AKP'nin açıkladığı projelerden Karşıyaka ile Üçkuyular arasındaki tüp geçide daha ilk gün karşı çıkan Mimarlar Odası İzmir Şubesi Başkanı Hasan Topal da, “Bizim temel ideolojimiz kamu yararına uygunluktur” dedi. Topal, kentleşmeyle ilgili süreçlerin yasalarla yürütüldüğüne dikkat çekerek, “Bu anlamdaki tutumumuz yasaların tarif ettiği şekilde bu projeleri değerlendirmektir. Yargıya gidildiği hallerde mahkemeler kamu yararına uygunluk ilkesine ve yasalara uyarlığa bakıyor. Biz istedik diye iptaller söz konusu olamaz” diye konuştu.

Kentsel anlaşma...

Topal, anılan 35 projenin büyük bölümünün İzmir'in yerel aktörleri tarafından planlama kapsamına alındığına da dikkat çekerek, “Her biri üzerinde kentsel anlaşma sağlanmalı, iyi etüt edilmeli, aklı ve bilimi esas alan programlarla uygulanmalıdır. Aksi tutum yargının alanına girer” diye konuştu.

Şehir Plancıları Odası İzmir Şube Başkanı Gökhan Erkan da, yeni oluşturulan bakanlıkların mevzuatlarına dikkat çekerek, “Meslek odalarını her türlü planlamanın dışında tutmak için adımlar atılıyor. Yeni bir meslek odası düzenlemesi istiyorlar ve Bakan Yıldırım'ın açıklamalarını bunun bir işareti olarak görüyoruz” dedi.

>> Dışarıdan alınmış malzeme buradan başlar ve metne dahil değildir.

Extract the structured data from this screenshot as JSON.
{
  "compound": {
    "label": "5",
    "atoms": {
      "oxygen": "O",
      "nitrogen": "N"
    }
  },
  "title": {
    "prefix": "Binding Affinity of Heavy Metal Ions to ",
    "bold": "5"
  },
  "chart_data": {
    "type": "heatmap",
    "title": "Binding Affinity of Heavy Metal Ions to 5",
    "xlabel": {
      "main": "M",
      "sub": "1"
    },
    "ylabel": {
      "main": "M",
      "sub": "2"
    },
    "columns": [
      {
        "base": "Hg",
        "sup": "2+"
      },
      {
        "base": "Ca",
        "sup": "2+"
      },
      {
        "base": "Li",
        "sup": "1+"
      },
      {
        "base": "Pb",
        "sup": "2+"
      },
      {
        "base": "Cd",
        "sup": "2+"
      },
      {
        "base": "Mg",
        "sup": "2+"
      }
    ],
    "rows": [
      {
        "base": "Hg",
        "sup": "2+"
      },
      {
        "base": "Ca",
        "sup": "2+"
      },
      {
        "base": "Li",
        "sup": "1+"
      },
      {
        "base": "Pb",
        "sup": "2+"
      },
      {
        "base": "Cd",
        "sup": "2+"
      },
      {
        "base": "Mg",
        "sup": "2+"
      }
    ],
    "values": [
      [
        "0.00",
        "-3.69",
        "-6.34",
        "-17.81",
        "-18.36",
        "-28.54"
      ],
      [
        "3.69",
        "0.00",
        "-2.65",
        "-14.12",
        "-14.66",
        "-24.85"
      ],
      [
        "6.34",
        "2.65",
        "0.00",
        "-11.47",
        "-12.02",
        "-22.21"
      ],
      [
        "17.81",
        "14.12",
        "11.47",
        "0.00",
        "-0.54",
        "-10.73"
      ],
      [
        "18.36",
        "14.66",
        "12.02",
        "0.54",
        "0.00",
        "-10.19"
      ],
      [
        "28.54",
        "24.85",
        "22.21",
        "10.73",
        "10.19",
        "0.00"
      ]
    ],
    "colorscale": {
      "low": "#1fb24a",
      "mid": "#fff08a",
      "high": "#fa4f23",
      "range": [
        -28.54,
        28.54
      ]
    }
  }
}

Ege Çevre ve Kültüp Platformu (EGEÇEP) Dönem Sözcüsü Ertuğrul Barka da, Yıldırım'ın açıklamalarıyla ilgili, “Düşünsel düzlemde ciddiye alınacak tarafı yok ancak ne yazık ki, TBMM'de çoğunluk onlarda ve istedikleri her türlü yasal düzenlemeyi yapıyorlar” diye konuştu.